Assassin's Creed II Discovery 03As is a prerequisite for all console-to-handheld iterations these days, Discovery tells a “side-story” of Ezio’s rescuing Assassins in 15th Century Spain that takes place during the “corrupted memory blocks” of its console brethren. If you’re unaware of what I mean by “corrupted memory blocks” it’s my pleasure to announce that Animus-related, time-travelling bartender interludes are thankfully absent for this title and in truth, I’d have no idea where to start in any case. In fact, if you’re new to the series and probably be wondering why Ezio keeps vanishing at the end of each mission or why there is a sci-fi element to the in-game tutorials – just go with it. As you can expect, disappointingly none of the events of the handheld version interfere or impacts those of the console Assassins Creed, it’s simply a case of keeping Ezio alive so he can get back into your living room.

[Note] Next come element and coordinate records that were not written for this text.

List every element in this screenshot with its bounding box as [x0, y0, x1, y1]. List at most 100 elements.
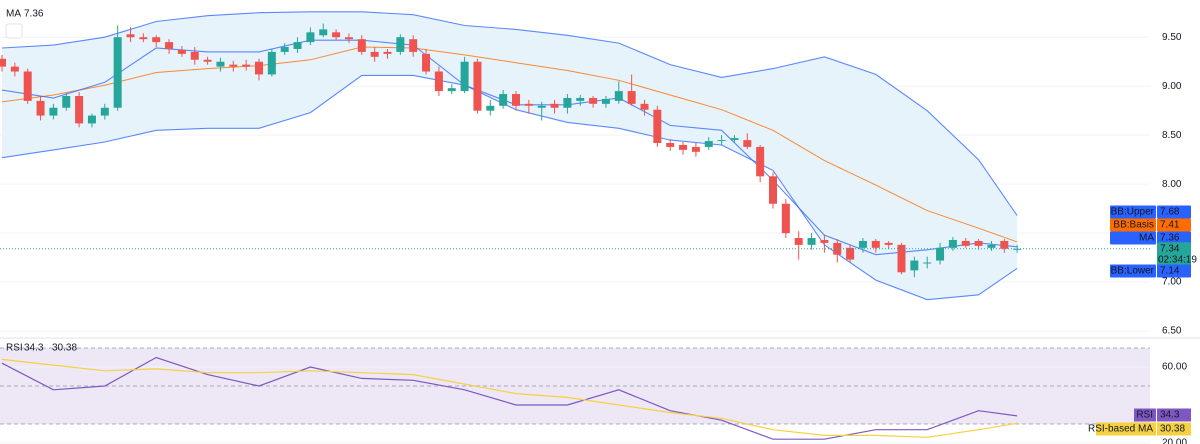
- candle-body: [216, 61, 225, 67]
- legend-value: 34.3: [24, 343, 44, 354]
- badge-name: MA: [1139, 233, 1154, 244]
- candle-body: [627, 91, 636, 104]
- candle-body: [165, 42, 174, 49]
- candle-body: [512, 94, 520, 106]
- candle-body: [614, 91, 623, 101]
- candle-body: [255, 61, 263, 75]
- candle-body: [1000, 240, 1009, 249]
- candle-body: [434, 71, 443, 92]
- candle-body: [679, 144, 688, 150]
- candle-body: [897, 244, 906, 273]
- candle-body: [293, 42, 302, 49]
- candle-body: [396, 37, 405, 52]
- candle-body: [190, 51, 199, 60]
- candle-body: [306, 32, 315, 43]
- candle-body: [948, 239, 957, 248]
- candle-body: [923, 262, 932, 264]
- badge-name: RSI: [1136, 410, 1153, 421]
- candle-body: [769, 176, 777, 204]
- y-tick-label: 7.00: [1162, 277, 1182, 288]
- badge-name-box: [1110, 218, 1156, 232]
- y-tick-label: 9.00: [1162, 81, 1182, 92]
- badge-value-box: [1157, 231, 1191, 245]
- candle-body: [820, 239, 829, 243]
- candle-body: [126, 34, 135, 38]
- candle-body: [846, 247, 855, 260]
- candle-body: [576, 97, 585, 101]
- candle-body: [75, 95, 84, 124]
- y-tick-label: 6.50: [1162, 326, 1182, 337]
- y-tick-label: 8.00: [1162, 179, 1182, 190]
- band-fill: [2, 11, 1018, 300]
- candle-body: [691, 146, 700, 152]
- candle-body: [794, 238, 803, 245]
- badge-name: BB:Upper: [1111, 207, 1155, 218]
- candle-body: [473, 61, 482, 111]
- candle-body: [781, 203, 790, 234]
- candle-body: [23, 71, 32, 101]
- countdown: 02:34:19: [1158, 254, 1197, 265]
- candle-body: [203, 59, 212, 62]
- candle-body: [910, 260, 919, 271]
- candle-body: [87, 115, 96, 124]
- badge-value-box: [1157, 422, 1191, 436]
- candle-body: [344, 37, 353, 40]
- overlay-line: [1, 46, 1018, 243]
- y-tick-label: 60.00: [1162, 362, 1187, 373]
- badge-value: 7.68: [1160, 207, 1180, 218]
- candle-body: [704, 141, 713, 147]
- badge-name: RSI-based MA: [1088, 424, 1153, 435]
- legend-value: 7.36: [24, 9, 44, 20]
- candle-body: [357, 39, 366, 52]
- candle-body: [550, 103, 559, 108]
- candle-body: [871, 240, 880, 248]
- candle-body: [717, 140, 726, 142]
- last-price-box: [1157, 242, 1191, 267]
- badge-value-box: [1157, 218, 1191, 232]
- candle-body: [807, 238, 816, 245]
- candle-body: [730, 138, 739, 141]
- candle-body: [139, 37, 148, 40]
- candle-body: [486, 105, 495, 111]
- candle-body: [653, 109, 662, 144]
- price-pane: 6.507.007.508.008.509.009.50MA7.36BB:Upp…: [0, 9, 1197, 337]
- rsi-line: [1, 356, 1018, 440]
- collapse-button[interactable]: [5, 23, 23, 39]
- candle-body: [422, 53, 431, 72]
- candle-body: [974, 240, 983, 246]
- badge-value: 7.41: [1160, 220, 1180, 231]
- badge-name: BB:Lower: [1111, 266, 1155, 277]
- badge-name-box: [1110, 264, 1156, 278]
- candle-body: [242, 64, 251, 67]
- candle-body: [113, 37, 122, 108]
- candle-body: [383, 51, 392, 54]
- badge-name: BB:Basis: [1113, 220, 1154, 231]
- candle-body: [666, 143, 675, 147]
- candle-body: [858, 240, 867, 248]
- candle-body: [987, 244, 996, 248]
- candle-body: [447, 88, 456, 92]
- candle-body: [756, 146, 765, 177]
- badge-value-box: [1157, 408, 1191, 422]
- y-tick-label: 9.50: [1162, 32, 1182, 43]
- candle-body: [280, 47, 289, 52]
- y-tick-label: 20.00: [1162, 438, 1187, 444]
- candle-body: [640, 103, 649, 110]
- badge-value: 30.38: [1160, 424, 1185, 435]
- candle-body: [10, 66, 19, 72]
- candle-body: [152, 37, 161, 43]
- candle-body: [589, 97, 598, 104]
- candle-body: [36, 100, 45, 116]
- candle-body: [961, 240, 970, 246]
- badge-value-box: [1157, 205, 1191, 219]
- candle-body: [537, 105, 546, 108]
- legend-name: RSI: [6, 343, 23, 354]
- candle-body: [884, 242, 893, 245]
- badge-value: 7.14: [1160, 266, 1180, 277]
- candle-body: [100, 107, 109, 116]
- candle-body: [524, 103, 533, 106]
- rsi-line: [1, 358, 1018, 438]
- y-tick-label: 8.50: [1162, 130, 1182, 141]
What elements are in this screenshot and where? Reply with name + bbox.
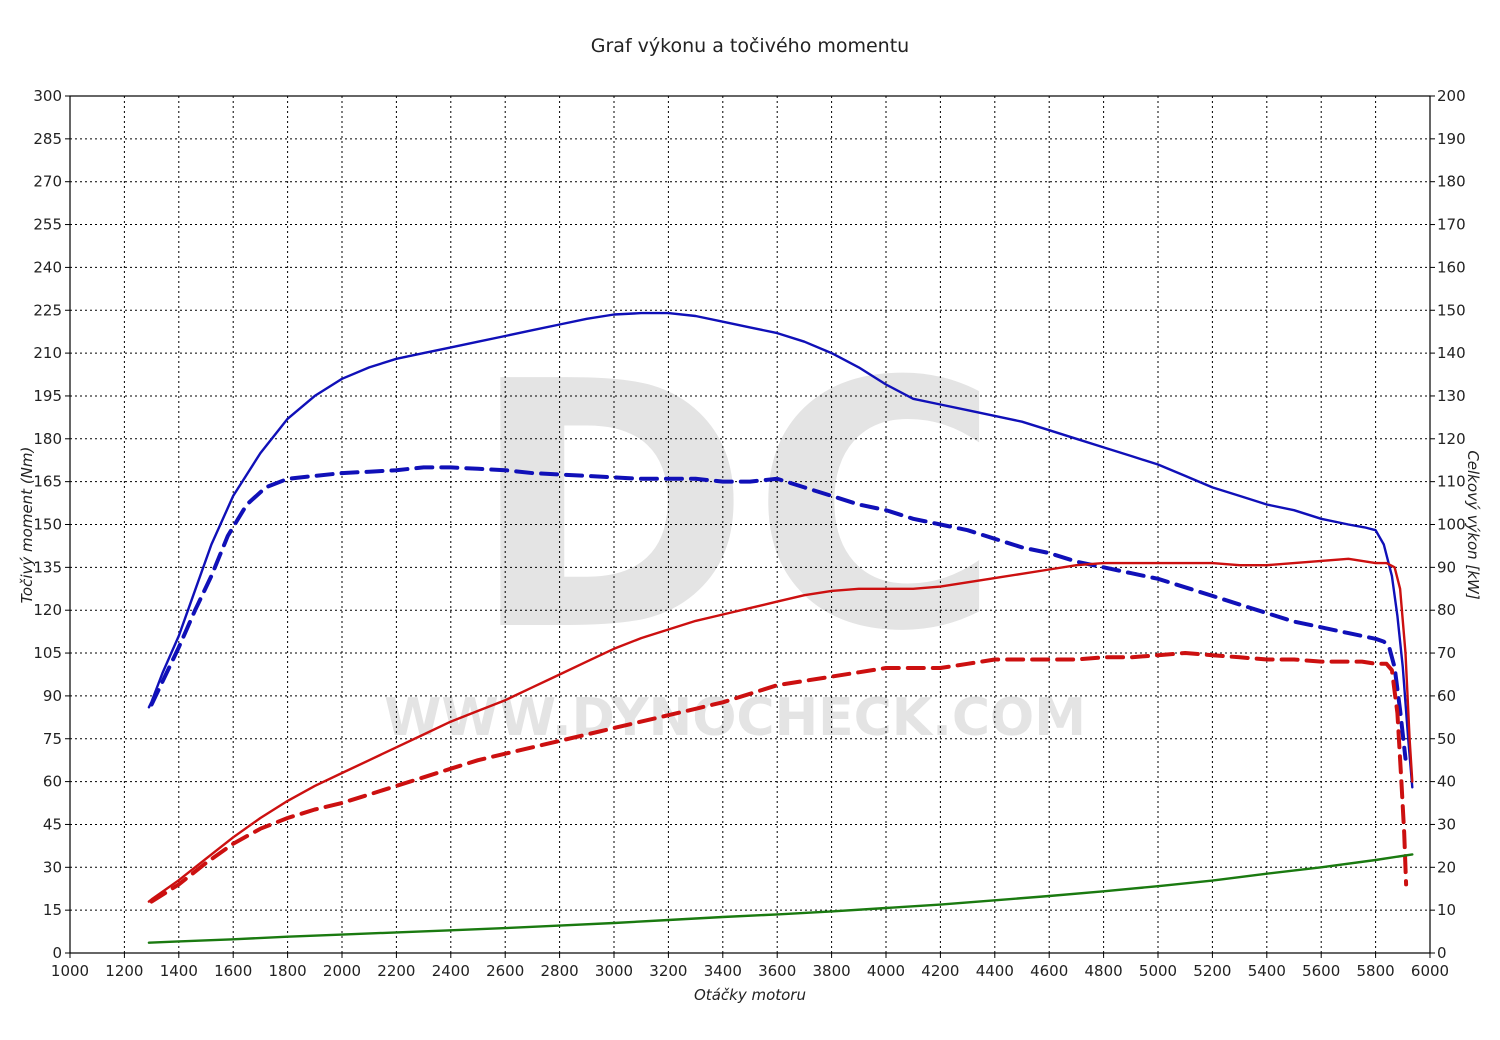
- y-right-tick-label: 110: [1437, 473, 1466, 491]
- y-right-tick-label: 200: [1437, 87, 1466, 105]
- x-tick-label: 4600: [1030, 962, 1068, 980]
- plot-frame: [69, 95, 1431, 954]
- x-tick-label: 2400: [432, 962, 470, 980]
- y-axis-right-label: Celkový výkon [kW]: [1464, 450, 1482, 600]
- x-tick-label: 3000: [595, 962, 633, 980]
- y-left-tick-label: 0: [52, 944, 62, 962]
- x-tick-label: 2000: [323, 962, 361, 980]
- watermark-logo: DC: [469, 310, 1001, 706]
- x-tick-label: 6000: [1411, 962, 1449, 980]
- loss-series-solid-line: [147, 853, 1414, 944]
- y-left-tick-label: 135: [33, 558, 62, 576]
- watermark: DC WWW.DYNOCHECK.COM: [384, 310, 1086, 748]
- y-right-tick-label: 30: [1437, 815, 1456, 833]
- axes: 1000 1200 1400 1600 1800 2000 2200 2400 2600 2800…: [33, 87, 1465, 980]
- y-left-tick-label: 150: [33, 516, 62, 534]
- x-tick-label: 1600: [214, 962, 252, 980]
- y-right-tick-label: 190: [1437, 130, 1466, 148]
- y-right-tick-label: 160: [1437, 258, 1466, 276]
- x-tick-label: 5400: [1248, 962, 1286, 980]
- y-left-tick-label: 225: [33, 301, 62, 319]
- power-series-dashed-line: [149, 651, 1409, 904]
- y-left-tick-label: 60: [43, 773, 62, 791]
- x-tick-label: 2200: [377, 962, 415, 980]
- x-tick-label: 4800: [1085, 962, 1123, 980]
- x-tick-label: 3400: [704, 962, 742, 980]
- y-right-tick-label: 120: [1437, 430, 1466, 448]
- x-tick-label: 4400: [976, 962, 1014, 980]
- y-right-tick-label: 130: [1437, 387, 1466, 405]
- grid: [70, 96, 1430, 953]
- y-left-tick-label: 270: [33, 173, 62, 191]
- y-right-tick-label: 10: [1437, 901, 1456, 919]
- x-tick-label: 2600: [486, 962, 524, 980]
- y-right-tick-label: 0: [1437, 944, 1447, 962]
- x-tick-label: 1400: [160, 962, 198, 980]
- y-right-tick-label: 40: [1437, 773, 1456, 791]
- y-right-tick-label: 90: [1437, 558, 1456, 576]
- x-tick-label: 1200: [105, 962, 143, 980]
- x-tick-label: 4000: [867, 962, 905, 980]
- x-tick-label: 1000: [51, 962, 89, 980]
- y-left-tick-label: 120: [33, 601, 62, 619]
- y-right-tick-label: 80: [1437, 601, 1456, 619]
- y-right-tick-label: 170: [1437, 216, 1466, 234]
- x-tick-label: 3800: [813, 962, 851, 980]
- x-tick-label: 3200: [649, 962, 687, 980]
- x-tick-label: 5800: [1357, 962, 1395, 980]
- y-left-tick-label: 240: [33, 258, 62, 276]
- y-right-tick-label: 150: [1437, 301, 1466, 319]
- y-left-tick-label: 180: [33, 430, 62, 448]
- chart-title: Graf výkonu a točivého momentu: [591, 35, 909, 57]
- y-left-tick-label: 30: [43, 858, 62, 876]
- y-left-tick-label: 75: [43, 730, 62, 748]
- x-tick-label: 4200: [921, 962, 959, 980]
- y-left-tick-label: 90: [43, 687, 62, 705]
- y-left-tick-label: 165: [33, 473, 62, 491]
- y-left-tick-label: 285: [33, 130, 62, 148]
- y-left-tick-label: 45: [43, 815, 62, 833]
- x-tick-label: 5600: [1302, 962, 1340, 980]
- y-left-tick-label: 15: [43, 901, 62, 919]
- x-tick-label: 5000: [1139, 962, 1177, 980]
- torque-series-dashed-line: [149, 465, 1408, 761]
- y-left-tick-label: 105: [33, 644, 62, 662]
- x-tick-label: 2800: [541, 962, 579, 980]
- y-right-tick-label: 140: [1437, 344, 1466, 362]
- y-right-tick-label: 180: [1437, 173, 1466, 191]
- y-right-tick-label: 50: [1437, 730, 1456, 748]
- y-left-tick-label: 210: [33, 344, 62, 362]
- y-left-tick-label: 195: [33, 387, 62, 405]
- x-tick-label: 3600: [758, 962, 796, 980]
- x-tick-label: 1800: [269, 962, 307, 980]
- torque-series-solid-line: [147, 311, 1414, 789]
- y-left-tick-label: 255: [33, 216, 62, 234]
- y-right-tick-label: 70: [1437, 644, 1456, 662]
- x-tick-label: 5200: [1193, 962, 1231, 980]
- series-group: [147, 311, 1414, 944]
- y-left-tick-label: 300: [33, 87, 62, 105]
- y-right-tick-label: 100: [1437, 516, 1466, 534]
- y-right-tick-label: 60: [1437, 687, 1456, 705]
- y-right-tick-label: 20: [1437, 858, 1456, 876]
- power-series-solid-line: [147, 557, 1414, 903]
- y-axis-left-label: Točivý moment (Nm): [18, 447, 36, 604]
- x-axis-label: Otáčky motoru: [694, 986, 806, 1004]
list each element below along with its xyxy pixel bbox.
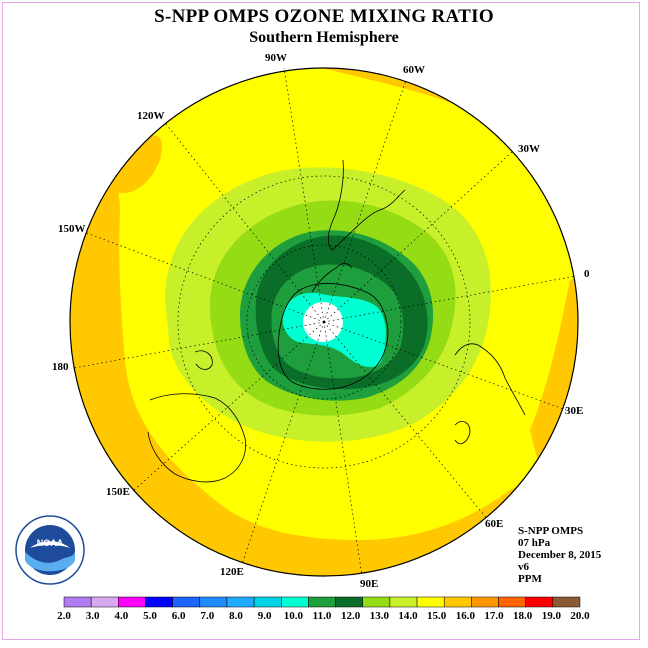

To be fair though, Assassins Creed II: Discovery is a polished title, with full voice acting and fantastic graphics throughout, befitting of a premier franchise. If its main strength is acknowledging its weaknesses and discarding them, it can yet also be said it is still guilty for instead becoming one-dimensional in not trying to bring something else instead to the table. As it stands, Griptonite offer fun, but disposable thrills which amount to a title tough to recommend outside of series completists. On the other hand, if Ezio the Hedgehog speed-running and stealth are what you need, this might yet become a worthwhile discovery.